For a slightly different interpretation of this question, I’m pretty transparent about my kinks with my kinky friends and play partners. If people take the time to link to this blog and read my fetish list or about my fantasies, they are aware of most everything. I’m not that self-absorbed, though, and I realize most people don’t do that. In negotiations, I usually will talk about my interest in pain and in bondage, and leave it at that. When or if things progress and I have more trust and comfort with a play partner, I’ll approach my deep interest in teasing and denial, domination, and nipple torment. Those things are a bit too intimate for pick up play at clubs, at least to me, so I’m not as upfront/open about them as I would be with other interests.

Day 24, 30 Days of Kink

Day 24: What qualities do you look for in a partner?

A lot of these things are going to overlap from other posts, but so be it.

First, honesty, humor, intelligence, and an adventuresome spirit are the most important things to me. I need to be able to trust you, laugh with you, debate and converse with you, and travel and try new things with you.

I also look for passion, whether it be about work, a hobby, politics, tv, whatever. Apathy is a huge turn off. I want to feel your enthusiasm and energy – to know you care deeply about things and are moved to pursue your passions wholeheartedly. I love learning about other peoples’ passions, and letting their passion enthuse me.

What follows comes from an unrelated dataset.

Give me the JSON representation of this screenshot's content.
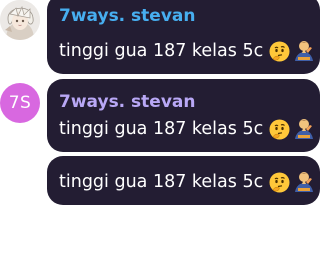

Another important quality I seek is politeness, or manners/etiquette in general. It’s important to me that my partner be able to behave in a variety of settings and interactions, and nothing is less attractive than someone who is rude to other people. (Kindness is generally underrated.) Adaptability kind of goes hand in hand with this.

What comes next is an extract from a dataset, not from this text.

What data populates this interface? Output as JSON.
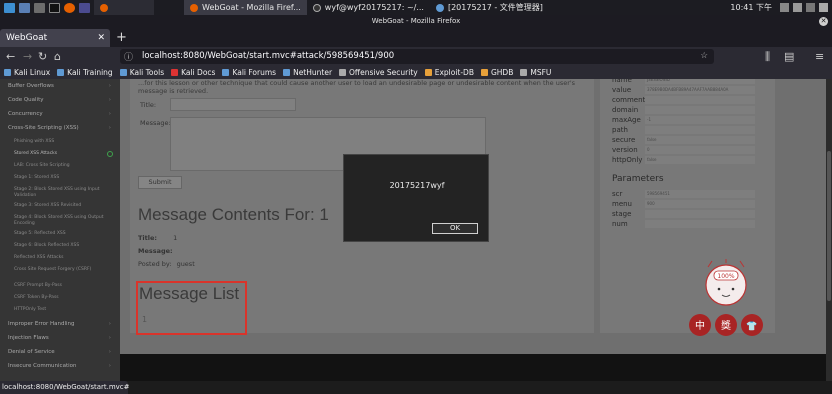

On a different note, strength and decisiveness/dominance are also qualities I admire and look for in a partner. I like knowing I can count on my partner to plan something, handle emergencies, and generally take control. I am capable of taking control, and I run things and plan things quite well. That said, I need to be able to depend on my partner to keep shit together should I be unable to, or in situations where it would just be terribly exhausting for me to do so.

Kink and sex-wise, I look for people I’m attracted to, who tend towards the Top-ish side, and who are sadistic and into bondage, particularly rope bondage. I tend to be attracted to guys who are a bit nerdy, primarily engineering types. That said, I’ve been attracted to many men outside of that spectrum, it just depends on the person and our chemistry.

It seems like a lot to ask when listed out like this, but hey, it’s what matters to me.